Having trouble falling asleep or waking up in the middle of the night and can’t get back to sleep?
What can we do to improve the quality of our sleep?
- Stick to a schedule: get up at the same time every morning no matter what your night’s sleep has been like.
- Sunlight: get outside into the sunlight for 40 minutes when you get up, light is stimulating and one of the main time-givers to the body clock.
- Exercise: do some kind of exercise/physical activity each day, but earlier rather than later in the day. Exercising too close to bedtime will make it even harder to fall asleep.
- Hop in a bath: 1½ hours before bedtime. This raises the body’s core temperature which then causes it to cool, a biological signal that it is time to snooze.
- Food and drink: eat early. Try and finish your meal by 6.30pm so your digestive processes will be at rest when you go to bed. If this is impossible, have your main meal at lunchtime and eat lightly at night.
- Herbal remedies: herbal teas such as valerian or passionflower work well for some people.
- Give up nicotine: it is a stimulant that contributes to insomnia.

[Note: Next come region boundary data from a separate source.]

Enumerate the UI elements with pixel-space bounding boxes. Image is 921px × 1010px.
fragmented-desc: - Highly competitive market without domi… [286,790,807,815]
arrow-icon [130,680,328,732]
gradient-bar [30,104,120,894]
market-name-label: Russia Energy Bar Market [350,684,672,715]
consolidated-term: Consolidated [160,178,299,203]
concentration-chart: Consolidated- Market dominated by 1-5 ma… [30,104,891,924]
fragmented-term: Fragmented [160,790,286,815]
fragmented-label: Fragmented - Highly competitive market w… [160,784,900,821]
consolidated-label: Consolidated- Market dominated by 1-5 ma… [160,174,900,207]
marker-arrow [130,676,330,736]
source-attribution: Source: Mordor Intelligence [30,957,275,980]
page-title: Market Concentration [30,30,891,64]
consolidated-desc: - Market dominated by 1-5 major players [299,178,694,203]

- Develop a bedtime ritual: follow the same routine every night.
- Go to bed by 10pm: our bodies are designed to stay in sync with nature’s cycles, including daylight and darkness. We are ‘programmed’ to sleep at night.
- Sleep sanctuary: make your bedroom a sleep sanctuary- somewhere you look forward to being.
- Remove electronic gear: remove as much electronic equipment from your bedroom as possible. TV’s, computers, mobile phones are all symbols of activity, sources of anxiety and serious distractions from dreamland.
- Cool and dark: keep your bedroom cool and dark. Being too hot in bed interferes with the necessary drop in body temperature needed to bring on sleep. A slight drop in temperature tells the brain it’s time to sleep.
- Cover the clock: hide the face of your alarm clock. Looking at it every 5 minutes can make your insomnia become entrenched.
- Music: having soft instrumental music playing with a slow or rhythmic beat can be helpful.
- Essential Oils: use pure essential oils with therapeutic properties to assist you in sleeping. Lavender, Sweet Marjoram, Orange and Mandarin are just some that have proven to assist with disturbed sleep patterns.
- Use the ¼ hour rule: if you haven’t been able to go to sleep within 15 minutes, get up and go in to another room which has minimal or no lighting and do something boring or non-stimulating (don’t watch TV or work on the computer). When you feel relaxed, comfortable or a bit sleepy, go back to bed.
- Focus on staying awake: ‘paradoxical intention’, where you concentrate on staying awake with your eyes open, is a proven technique based on the concept that performance anxiety helps prevent proper sleep. The technique involves persuading a person with insomnia to engage in the feared behaviour of “staying awake”. As you stop trying to fall asleep, the performance anxiety of trying to fall asleep slowly disappears and before you know it you are in the land of Nod.
- Reduce stress and anxiety in your life: stress is one of the major causes of insomnia. Massage and aromatherapy are very effective in helping improve sleep patterns, reduce anxiety and promote relaxation.
- Practice stress reduction techniques: meditation, yoga, Tai Chi, deep relaxation techniques such as relaxation response and progressive muscle relaxation.
Progressive Muscle Relaxation
This technique involves breathing in at the same time as tensing a particular muscle group, holding for 4 -8 seconds then breathing out and relaxing the muscle, staying in the relaxed state for 10 seconds before moving to the next muscle group. You can do this just before you go to bed or while lying in bed.
- Start at your toes and work up to your head.
- Starting with your toes, take a deep breath in and scrunch up your toes for 4-8 seconds, relax the toes as you breath out, hold this relaxed state for 10 seconds.
- Legs + feet together. Squeeze all leg and foot muscles together as above.
- Hands + arms.
- Abdomen (pull in and hold).
- Shoulders -roll your head gently from side to side then hunch your shoulders, lifting them off the bed as you breathe in, hold for 5 seconds, breathe out and relax.
- Face –breath in, squeeze eyes tightly shut, wrinkle forehead, frown, clench teeth, purse lips hold 4 -8 seconds, breath out and relax.
- Breathe in deeply and stretch out your body.